Например, исследователь теоретиков и практиков советского «коммунистического футуризма» («комфутов») и «производственников» И. М. Чубаров выступает на их защиту от вменяемого им сталинского родства. Он обращает внимание на то, что их апология производства, их индустриализм для масс имеет своим центром обычную проблему организации и человеческого развития труда. Он, видимо, предполагает (и верно предполагает), что для коммунистических практиков, особенно сталинского поколения, в центре системы принудительного труда стояла не философия его модернизации вообще, а проект мобилизации трудовых ресурсов для политико-экономических задач государства, инструментализация давних традиций индустриальной биополитики, а не подчинение её риторическому пафосу «освобождения труда». Конечно, их роднит само просвещенческое и модерное отношение к человечеству как воспитуемо-манипулируемой массе, где все её «воспитатели» – одинаково видят себя творцами истории 53 , но фокусирование политической воли большевиков в «творческой» фигуре их «теурга» Сталина не может скрыть их, практиков, принципиального отличия от теоретиков авангарда (считать ли важной эту разницу между кабинетным революционером и его военнополевым однопартийцем во главе «железного батальона пролетариата» – дело личного выбора кабинетного исследователя). И. М. Чубаров это отличие считает важным и изящно подменяет проблему проектного творческого произвола – проблемой подчинения творчества произволу:
53
Критик-толкователь теории Б. Гройса видит эту связь и вводит её в широкий контекст произвольно толкуемой концепции «биополитики» М. Фуко, навязывая ей переход от 1917 до начала 1930-х: «В отличие от Гройса и других исследователей, которые некритически используют представления о власти как заданной форме суверенного субъекта (Сталин), я предлагаю обратиться к современной аналитике власти, широко представленной в работах Мишеля Фуко и его современных последователей… особой рациональности, которая связывает практики искусства в ранний советский период с практиками «биополитической» интервенции, призванной изменить саму жизнь («быт») советских людей (…) Не суверенная власть становится единственным и высшим субъектом-художником, а, скорее, авангардная субъективность становится миметическим образцом для современных процессов и форм жизни (трудовых, коммуникационных, поведенческих). В неустанном умножении децентрализации и состоял жест сопротивления и борьбы художественного авангарда со стратегиями рационализации, которые навязывались ему биовластью (…) Искусство – в тот весьма краткий период между революцией и приходом сталинской системы – обратилось к практикам «жизнестроительства», то есть радикальной коммунистической биополитике как учреждению множества новых постреволюционных форм жизни, а не централизованной суверенности» (Алексей Пензин. Биополитика советского авангарда // Художественный журнал. М., 2012. № 2–3 (86–87). С. 77). Чтобы ощутить всю негодность таких толкований, несмотря на маскировочные ссылки на «биовласть» М. Фуко, надо просто повторить их сжато: децентрализованная авангардная субъективность, видите ли, – образец для сверхцентрализованной политики и обыденности коммунистической диктатуры в СССР!
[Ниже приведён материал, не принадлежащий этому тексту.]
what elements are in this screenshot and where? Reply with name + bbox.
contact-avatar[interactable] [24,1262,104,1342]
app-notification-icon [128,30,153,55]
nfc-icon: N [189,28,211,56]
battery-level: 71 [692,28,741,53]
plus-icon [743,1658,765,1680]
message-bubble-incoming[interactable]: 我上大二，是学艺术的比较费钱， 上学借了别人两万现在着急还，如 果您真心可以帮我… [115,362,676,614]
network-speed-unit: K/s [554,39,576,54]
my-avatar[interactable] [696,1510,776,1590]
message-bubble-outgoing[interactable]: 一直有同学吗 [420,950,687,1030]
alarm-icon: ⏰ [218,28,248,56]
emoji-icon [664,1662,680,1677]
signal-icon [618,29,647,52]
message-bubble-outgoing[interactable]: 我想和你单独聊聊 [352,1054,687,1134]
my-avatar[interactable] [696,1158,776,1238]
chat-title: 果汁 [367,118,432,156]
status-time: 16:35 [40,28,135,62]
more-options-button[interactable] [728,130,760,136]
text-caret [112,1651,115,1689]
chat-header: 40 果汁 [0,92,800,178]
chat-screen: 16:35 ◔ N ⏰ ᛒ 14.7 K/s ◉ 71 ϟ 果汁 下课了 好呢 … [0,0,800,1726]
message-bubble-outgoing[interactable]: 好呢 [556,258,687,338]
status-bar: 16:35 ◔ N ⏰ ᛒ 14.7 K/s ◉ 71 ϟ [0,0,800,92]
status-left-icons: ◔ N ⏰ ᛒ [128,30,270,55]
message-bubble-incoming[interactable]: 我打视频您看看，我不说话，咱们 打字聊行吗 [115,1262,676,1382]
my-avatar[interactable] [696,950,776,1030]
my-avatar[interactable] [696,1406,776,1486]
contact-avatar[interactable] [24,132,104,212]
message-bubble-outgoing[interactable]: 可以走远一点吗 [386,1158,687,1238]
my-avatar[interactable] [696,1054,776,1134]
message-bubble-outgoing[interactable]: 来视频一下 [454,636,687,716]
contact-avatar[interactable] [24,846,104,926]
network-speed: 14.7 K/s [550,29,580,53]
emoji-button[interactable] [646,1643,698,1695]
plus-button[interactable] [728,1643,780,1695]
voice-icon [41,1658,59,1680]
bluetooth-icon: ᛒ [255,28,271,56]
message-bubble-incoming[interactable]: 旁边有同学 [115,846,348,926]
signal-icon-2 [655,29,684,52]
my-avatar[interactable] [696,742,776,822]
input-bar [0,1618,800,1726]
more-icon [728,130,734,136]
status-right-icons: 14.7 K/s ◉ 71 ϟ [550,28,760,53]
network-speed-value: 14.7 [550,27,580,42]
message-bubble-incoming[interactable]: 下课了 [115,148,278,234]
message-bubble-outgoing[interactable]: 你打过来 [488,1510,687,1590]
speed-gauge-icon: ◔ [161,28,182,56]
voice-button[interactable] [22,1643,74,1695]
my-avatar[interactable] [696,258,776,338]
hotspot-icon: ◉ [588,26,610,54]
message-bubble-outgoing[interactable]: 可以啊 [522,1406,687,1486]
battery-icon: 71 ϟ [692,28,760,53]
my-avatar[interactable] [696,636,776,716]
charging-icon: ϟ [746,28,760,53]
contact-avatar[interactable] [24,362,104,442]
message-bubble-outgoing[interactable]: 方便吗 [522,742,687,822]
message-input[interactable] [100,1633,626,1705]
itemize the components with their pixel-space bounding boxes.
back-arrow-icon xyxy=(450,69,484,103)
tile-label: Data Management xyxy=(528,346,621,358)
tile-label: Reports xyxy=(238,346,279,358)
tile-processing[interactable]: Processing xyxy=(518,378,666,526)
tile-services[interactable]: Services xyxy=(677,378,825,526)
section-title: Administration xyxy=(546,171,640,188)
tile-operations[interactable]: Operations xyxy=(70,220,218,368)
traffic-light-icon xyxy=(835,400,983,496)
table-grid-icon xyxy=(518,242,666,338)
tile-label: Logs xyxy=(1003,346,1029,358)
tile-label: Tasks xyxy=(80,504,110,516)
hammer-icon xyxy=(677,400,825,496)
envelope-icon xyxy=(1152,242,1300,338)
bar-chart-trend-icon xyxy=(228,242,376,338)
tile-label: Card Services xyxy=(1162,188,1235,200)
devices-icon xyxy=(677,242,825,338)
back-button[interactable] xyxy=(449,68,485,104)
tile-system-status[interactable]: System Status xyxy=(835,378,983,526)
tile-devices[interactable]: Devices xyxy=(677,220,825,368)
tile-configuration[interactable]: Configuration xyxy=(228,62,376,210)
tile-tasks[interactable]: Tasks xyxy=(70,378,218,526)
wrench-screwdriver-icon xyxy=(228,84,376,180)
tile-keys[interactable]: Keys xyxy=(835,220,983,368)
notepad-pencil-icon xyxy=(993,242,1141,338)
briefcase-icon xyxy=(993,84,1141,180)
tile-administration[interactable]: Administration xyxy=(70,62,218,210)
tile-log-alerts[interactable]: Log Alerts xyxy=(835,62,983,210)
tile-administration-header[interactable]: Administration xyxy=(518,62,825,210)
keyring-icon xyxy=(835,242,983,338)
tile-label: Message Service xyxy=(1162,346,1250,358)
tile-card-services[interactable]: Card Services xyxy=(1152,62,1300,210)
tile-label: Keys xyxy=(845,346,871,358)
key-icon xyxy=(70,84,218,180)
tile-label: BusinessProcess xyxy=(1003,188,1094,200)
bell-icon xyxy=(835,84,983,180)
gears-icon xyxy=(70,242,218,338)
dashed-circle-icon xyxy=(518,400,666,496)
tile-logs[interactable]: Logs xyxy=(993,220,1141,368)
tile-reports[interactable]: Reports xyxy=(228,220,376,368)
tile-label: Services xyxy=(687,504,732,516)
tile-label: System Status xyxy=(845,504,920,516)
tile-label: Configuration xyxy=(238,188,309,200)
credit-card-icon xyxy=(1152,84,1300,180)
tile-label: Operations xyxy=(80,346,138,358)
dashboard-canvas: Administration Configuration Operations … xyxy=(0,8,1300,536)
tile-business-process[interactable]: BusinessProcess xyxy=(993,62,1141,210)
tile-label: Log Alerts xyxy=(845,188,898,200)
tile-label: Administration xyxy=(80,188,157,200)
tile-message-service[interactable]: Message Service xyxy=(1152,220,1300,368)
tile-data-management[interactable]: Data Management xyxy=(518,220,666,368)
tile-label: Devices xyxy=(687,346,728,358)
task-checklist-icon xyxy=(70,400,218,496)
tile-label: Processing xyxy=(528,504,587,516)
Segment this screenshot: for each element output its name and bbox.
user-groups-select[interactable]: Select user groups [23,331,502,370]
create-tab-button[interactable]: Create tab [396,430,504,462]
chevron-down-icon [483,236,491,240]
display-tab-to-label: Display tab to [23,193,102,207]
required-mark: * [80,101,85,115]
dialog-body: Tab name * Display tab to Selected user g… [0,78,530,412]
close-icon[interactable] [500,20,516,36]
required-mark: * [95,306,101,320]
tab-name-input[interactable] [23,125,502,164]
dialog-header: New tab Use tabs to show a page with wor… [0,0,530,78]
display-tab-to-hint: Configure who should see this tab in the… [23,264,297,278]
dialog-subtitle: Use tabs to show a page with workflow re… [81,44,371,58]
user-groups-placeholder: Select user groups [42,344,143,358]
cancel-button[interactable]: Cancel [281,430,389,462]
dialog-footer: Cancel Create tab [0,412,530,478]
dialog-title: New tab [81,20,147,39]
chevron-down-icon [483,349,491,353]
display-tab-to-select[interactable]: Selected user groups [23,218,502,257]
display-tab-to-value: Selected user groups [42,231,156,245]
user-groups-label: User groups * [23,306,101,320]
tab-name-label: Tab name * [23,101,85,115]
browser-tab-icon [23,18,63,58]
«Производственники ратовали за новый социокультурный статус художника, предлагая ему… становление пролетарием и, наоборот, становления пролетария художником… Последнее оставалось, конечно, в условиях 1920-х годов не более чем благим пожеланием, слабым звеном в аргументации производственников, которое перехватывалось идеологической машиной государства, легко подменяющей утопии творчества идеологемами труда (…) Из противопоставления труду творчества, а одинокой личности художника – коммунального тела “пролетариата” мы и предлагаем интерпретировать “утилитаризм” производственников, критику ими автономии искусства, только на первый взгляд противоречащие ранним футуристическим манифестациям и теориям ранних русских формалистов. Это соображение опровергает модную идею, что комфуты и производственники были крестными отцами социалистического канона и “стиля Сталин” (Б. Гройс). Различия были здесь принципиальными. Ибо даже рьяно отстаивавшийся производственниками тезис о растворении искусства в общественном производстве не предполагал торжества миметической модели ”Государства” Платона, а отмечал переход искусства от станка, музея и салона в саму социальную действительность в формах художественно оформленных элементов быта, новых вещей и освобождённого от эстетства и иллюзионизма языка (…) Это форма производственного искусства, понимающего себя как вид коллективного художественного труда, т. е. социальной практики, направленной на революционное преображение общества и создание нового типа (ненасильственных) отношений между людьми (…) Имелось в виду возвращение искусства в социальную жизнь, а не наоборот, превращение жизни в род искусства, с сохранением экономических и политических институтов и имущественных отношений, как при фашизме и сталинизме» 54 .
54
Игорь Чубаров. Коллективная чувственность. Теории и практики левого авангарда. М., 2014. С. 30, 31, 149, 151.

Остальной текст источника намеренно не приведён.